For a start, there's Levick's decision to include Williams's needlessly expository prologue for Tom Wingfield, brother of Laura, the shy, slightly physically disabled young woman who owns the titular collection of glass animals. As Tom, standing in for the dramatist himself, speaks into a microphone, putting the play in its historico-political and aesthetic contexts, it isn't difficult to see why many directors consider the introduction to be redundant.

Unfortunately, the prologue is not the only redundant feature of this production. As matriarch Amanda Wingfield attempts desperately to secure for Laura an eligible "gentleman caller", Levick makes a series of aesthetically disappointing choices.

The Wingfield's working-class apartment is given a suitably hyper-real imagining. However, one has to question surrounding it with an external set constituted of shiny surfaces and multi-coloured lights, which looks like a poor pastiche of a 1960s sci-fi movie.

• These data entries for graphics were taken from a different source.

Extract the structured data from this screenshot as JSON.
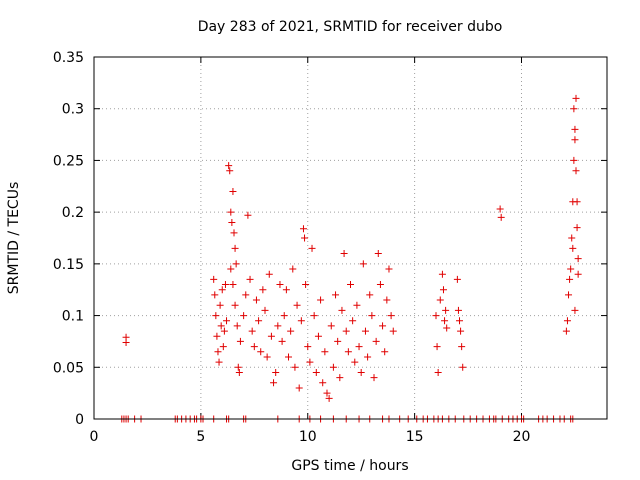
{
  "chart_data": {
    "type": "scatter",
    "title": "Day 283 of 2021, SRMTID for receiver dubo",
    "xlabel": "GPS time / hours",
    "ylabel": "SRMTID / TECUs",
    "xlim": [
      0,
      24
    ],
    "ylim": [
      0,
      0.35
    ],
    "xticks": [
      0,
      5,
      10,
      15,
      20
    ],
    "yticks": [
      0,
      0.05,
      0.1,
      0.15,
      0.2,
      0.25,
      0.3,
      0.35
    ],
    "xtick_labels": [
      "0",
      "5",
      "10",
      "15",
      "20"
    ],
    "ytick_labels": [
      "0",
      "0.05",
      "0.1",
      "0.15",
      "0.2",
      "0.25",
      "0.3",
      "0.35"
    ],
    "grid": true,
    "marker": "+",
    "series": [
      {
        "name": "SRMTID",
        "color": "#e00000",
        "points": [
          [
            1.5,
            0.079
          ],
          [
            1.5,
            0.074
          ],
          [
            5.6,
            0.135
          ],
          [
            5.65,
            0.12
          ],
          [
            5.7,
            0.1
          ],
          [
            5.75,
            0.08
          ],
          [
            5.8,
            0.065
          ],
          [
            5.85,
            0.055
          ],
          [
            5.9,
            0.11
          ],
          [
            5.95,
            0.09
          ],
          [
            6.0,
            0.125
          ],
          [
            6.05,
            0.07
          ],
          [
            6.1,
            0.085
          ],
          [
            6.15,
            0.13
          ],
          [
            6.2,
            0.095
          ],
          [
            6.3,
            0.245
          ],
          [
            6.35,
            0.24
          ],
          [
            6.4,
            0.2
          ],
          [
            6.45,
            0.19
          ],
          [
            6.5,
            0.22
          ],
          [
            6.55,
            0.18
          ],
          [
            6.6,
            0.165
          ],
          [
            6.65,
            0.15
          ],
          [
            6.4,
            0.145
          ],
          [
            6.5,
            0.13
          ],
          [
            6.6,
            0.11
          ],
          [
            6.7,
            0.09
          ],
          [
            6.75,
            0.05
          ],
          [
            6.8,
            0.045
          ],
          [
            6.85,
            0.075
          ],
          [
            7.0,
            0.1
          ],
          [
            7.1,
            0.12
          ],
          [
            7.2,
            0.197
          ],
          [
            7.3,
            0.135
          ],
          [
            7.4,
            0.085
          ],
          [
            7.5,
            0.07
          ],
          [
            7.6,
            0.115
          ],
          [
            7.7,
            0.095
          ],
          [
            7.8,
            0.065
          ],
          [
            7.9,
            0.125
          ],
          [
            8.0,
            0.105
          ],
          [
            8.1,
            0.06
          ],
          [
            8.2,
            0.14
          ],
          [
            8.3,
            0.08
          ],
          [
            8.4,
            0.035
          ],
          [
            8.5,
            0.045
          ],
          [
            8.6,
            0.09
          ],
          [
            8.7,
            0.13
          ],
          [
            8.8,
            0.075
          ],
          [
            8.9,
            0.1
          ],
          [
            9.0,
            0.125
          ],
          [
            9.1,
            0.06
          ],
          [
            9.2,
            0.085
          ],
          [
            9.3,
            0.145
          ],
          [
            9.4,
            0.05
          ],
          [
            9.5,
            0.11
          ],
          [
            9.6,
            0.03
          ],
          [
            9.7,
            0.095
          ],
          [
            9.8,
            0.184
          ],
          [
            9.85,
            0.175
          ],
          [
            9.9,
            0.13
          ],
          [
            10.0,
            0.07
          ],
          [
            10.1,
            0.055
          ],
          [
            10.2,
            0.165
          ],
          [
            10.3,
            0.1
          ],
          [
            10.4,
            0.045
          ],
          [
            10.5,
            0.08
          ],
          [
            10.6,
            0.115
          ],
          [
            10.7,
            0.035
          ],
          [
            10.8,
            0.065
          ],
          [
            10.9,
            0.025
          ],
          [
            11.0,
            0.02
          ],
          [
            11.1,
            0.09
          ],
          [
            11.2,
            0.05
          ],
          [
            11.3,
            0.12
          ],
          [
            11.4,
            0.075
          ],
          [
            11.5,
            0.04
          ],
          [
            11.6,
            0.105
          ],
          [
            11.7,
            0.16
          ],
          [
            11.8,
            0.085
          ],
          [
            11.9,
            0.065
          ],
          [
            12.0,
            0.13
          ],
          [
            12.1,
            0.095
          ],
          [
            12.2,
            0.055
          ],
          [
            12.3,
            0.11
          ],
          [
            12.4,
            0.07
          ],
          [
            12.5,
            0.045
          ],
          [
            12.6,
            0.15
          ],
          [
            12.7,
            0.085
          ],
          [
            12.8,
            0.06
          ],
          [
            12.9,
            0.12
          ],
          [
            13.0,
            0.1
          ],
          [
            13.1,
            0.04
          ],
          [
            13.2,
            0.075
          ],
          [
            13.3,
            0.16
          ],
          [
            13.4,
            0.13
          ],
          [
            13.5,
            0.09
          ],
          [
            13.6,
            0.065
          ],
          [
            13.7,
            0.115
          ],
          [
            13.8,
            0.145
          ],
          [
            13.9,
            0.1
          ],
          [
            14.0,
            0.085
          ],
          [
            16.0,
            0.1
          ],
          [
            16.05,
            0.07
          ],
          [
            16.1,
            0.045
          ],
          [
            16.2,
            0.115
          ],
          [
            16.3,
            0.14
          ],
          [
            16.35,
            0.125
          ],
          [
            16.4,
            0.095
          ],
          [
            16.45,
            0.105
          ],
          [
            16.5,
            0.088
          ],
          [
            17.0,
            0.135
          ],
          [
            17.05,
            0.105
          ],
          [
            17.1,
            0.095
          ],
          [
            17.15,
            0.085
          ],
          [
            17.2,
            0.07
          ],
          [
            17.25,
            0.05
          ],
          [
            19.0,
            0.203
          ],
          [
            19.05,
            0.195
          ],
          [
            22.1,
            0.085
          ],
          [
            22.15,
            0.095
          ],
          [
            22.2,
            0.12
          ],
          [
            22.25,
            0.135
          ],
          [
            22.3,
            0.145
          ],
          [
            22.35,
            0.175
          ],
          [
            22.4,
            0.21
          ],
          [
            22.45,
            0.25
          ],
          [
            22.5,
            0.28
          ],
          [
            22.55,
            0.31
          ],
          [
            22.45,
            0.3
          ],
          [
            22.5,
            0.27
          ],
          [
            22.55,
            0.24
          ],
          [
            22.6,
            0.21
          ],
          [
            22.6,
            0.185
          ],
          [
            22.65,
            0.155
          ],
          [
            22.65,
            0.14
          ],
          [
            22.5,
            0.105
          ],
          [
            22.4,
            0.165
          ]
        ]
      }
    ],
    "zero_points_x": [
      1.3,
      1.4,
      1.5,
      1.6,
      1.9,
      2.2,
      3.8,
      3.9,
      4.1,
      4.3,
      4.5,
      4.7,
      4.8,
      5.0,
      5.1,
      5.6,
      6.2,
      6.3,
      7.0,
      7.1,
      8.6,
      9.6,
      10.1,
      10.6,
      11.2,
      11.8,
      12.4,
      12.9,
      13.5,
      13.8,
      14.3,
      14.7,
      15.1,
      15.4,
      15.6,
      15.9,
      16.1,
      16.3,
      16.6,
      16.9,
      17.3,
      17.6,
      17.9,
      18.2,
      18.5,
      18.7,
      18.8,
      19.1,
      19.4,
      19.6,
      19.8,
      20.0,
      20.1,
      20.8,
      21.0,
      21.2,
      21.5,
      21.8,
      22.0,
      22.3,
      22.4
    ]
  }
}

To this the director adds some modish, but dreadful, choreographed mime (presumably, an attempt to emote non-naturalistically). This succeeds only in alienating one further from the play and making it impossible for Irene Macdougall (who plays Amanda with skill and precision) and the three younger members of the cast to deliver this potentially affecting piece with any real sense of conviction.